Tin oxide nanowire sensors: fabrication process simulation and electrical modeling

During the last decades, many fields (e.g., from disease diagnostics to environmental monitoring and from industrial process control to safety systems) have had increased demand for highly sensitive, small size and portable gas-sensing devices. In this scenario, metal-oxide based chemiresistive gas sensors, which responses depend on the change in their electrical conductance upon interaction with the target gas, have been widely studied and commercialized. Tin oxide (SnO2) is one of the widely used and most important metal-oxide semiconductor used in gas sensors mainly due to its sensitivity to different gaseous species. Metal oxide nanowires have demonstrated improved properties compared to the conventional thick film gas sensors mainly due to their huge surface-to-volume ratio, which leads to improved gas response.
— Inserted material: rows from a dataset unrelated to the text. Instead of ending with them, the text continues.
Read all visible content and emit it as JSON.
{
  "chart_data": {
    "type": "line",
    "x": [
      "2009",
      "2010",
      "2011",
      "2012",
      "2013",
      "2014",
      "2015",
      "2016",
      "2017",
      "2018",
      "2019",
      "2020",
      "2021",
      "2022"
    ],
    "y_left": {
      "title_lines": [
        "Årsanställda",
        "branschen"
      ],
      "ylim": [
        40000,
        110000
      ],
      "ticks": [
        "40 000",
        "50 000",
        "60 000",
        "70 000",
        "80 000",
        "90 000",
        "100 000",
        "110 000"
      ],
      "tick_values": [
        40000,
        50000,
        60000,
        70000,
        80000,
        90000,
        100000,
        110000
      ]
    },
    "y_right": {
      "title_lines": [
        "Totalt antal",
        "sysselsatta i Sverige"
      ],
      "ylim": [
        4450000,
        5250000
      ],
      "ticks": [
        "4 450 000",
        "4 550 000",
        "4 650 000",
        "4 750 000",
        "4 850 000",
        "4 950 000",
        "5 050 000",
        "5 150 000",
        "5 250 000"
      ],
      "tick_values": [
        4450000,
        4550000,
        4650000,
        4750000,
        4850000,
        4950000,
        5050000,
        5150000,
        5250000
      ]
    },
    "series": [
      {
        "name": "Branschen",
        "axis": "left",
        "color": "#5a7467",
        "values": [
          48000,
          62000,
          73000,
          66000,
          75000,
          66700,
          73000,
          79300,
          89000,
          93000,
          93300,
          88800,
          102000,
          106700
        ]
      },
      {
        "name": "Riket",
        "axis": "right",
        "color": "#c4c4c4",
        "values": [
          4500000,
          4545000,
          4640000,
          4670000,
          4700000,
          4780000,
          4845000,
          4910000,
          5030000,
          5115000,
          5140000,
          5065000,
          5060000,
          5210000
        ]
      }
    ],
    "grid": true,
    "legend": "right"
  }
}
The first part of this work is a literature review of the metal oxide gas sensors. Metal oxide semiconductors, general gas-sensing mechanisms and fabrication processes of metal oxides nanowires gas sensors are introduced as well as the vapor – liquid – solid growth method and RF magnetron sputtering and lift-off for the bottom-up and top-down fabrication process approaches, respectively. The second part is instead focused on the simulation of the fabrication process of a tin oxide nanowire gas sensor based on the top-down approach. Sentaurus Process and Sentaurus Topography 3D were used for the process simulation while Sentaurus Device was used for the electrical simulation.